NEW YORK (GenomeWeb News) – The Yale School of Medicine has landed a $5.2 million foundation grant to conduct a large genomics study that will investigate genes involved in dyslexia.
The long-term goal of the research, which is supported by a grant from the Manton Foundation, will be to develop a gene-based diagnostic test for dyslexia that could help catch the disease earlier in life and enable children to gain the benefits of accessing specialized reading treatments sooner.
The research will be led by Jeffrey Gruen, an associate professor at the Department of Pediatrics, Genetics, and Investigative Medicine at Yale, who has discovered the DCDC2 gene, which appears to be involved in dyslexia.
The study will compare the complete genomes of 1,000 dyslexic children with those of 1,000 fluent readers to gather "a fine-grained view of genes that are known to play a role in leading disabilities, and possibly to identify new genes that confer a risk of developing dyslexia," the university said.
"Studies have shown that the number of loci — areas in chromosomes where there is an effect — is very limited," Gruen said in a statement. "So we're not talking about hypertension, cancer or schizophrenia where there may be 100 genes at work. We're talking about, maybe, 10. I think it's likely that these four genes, or even two of the four, will be found to have very large effects."
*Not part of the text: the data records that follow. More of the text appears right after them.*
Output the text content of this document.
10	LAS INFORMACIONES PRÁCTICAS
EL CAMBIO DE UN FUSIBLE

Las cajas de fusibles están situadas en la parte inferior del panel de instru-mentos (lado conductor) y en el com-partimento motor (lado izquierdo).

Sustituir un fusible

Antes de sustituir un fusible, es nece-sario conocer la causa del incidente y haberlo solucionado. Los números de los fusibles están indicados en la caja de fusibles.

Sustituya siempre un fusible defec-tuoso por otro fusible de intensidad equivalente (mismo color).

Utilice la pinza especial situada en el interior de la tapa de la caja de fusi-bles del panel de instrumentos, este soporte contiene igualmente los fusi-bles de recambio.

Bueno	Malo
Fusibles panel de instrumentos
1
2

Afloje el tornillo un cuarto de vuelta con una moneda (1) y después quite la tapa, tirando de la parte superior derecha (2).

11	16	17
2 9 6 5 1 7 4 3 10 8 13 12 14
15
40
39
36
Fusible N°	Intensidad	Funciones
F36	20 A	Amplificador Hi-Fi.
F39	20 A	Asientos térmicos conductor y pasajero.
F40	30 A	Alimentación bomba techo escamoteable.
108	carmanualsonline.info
Gruen said that many dyslexic children could be greatly aided "by the creation of a simple, inexpensive dyslexia screening test that would apply to the general American population, including groups who have been excluded from dyslexia research up to now.
"We now have the knowledge and the capability to develop such a test," Gruen added, by studying the group of four genes most involved in language the he terms "the human lexinome."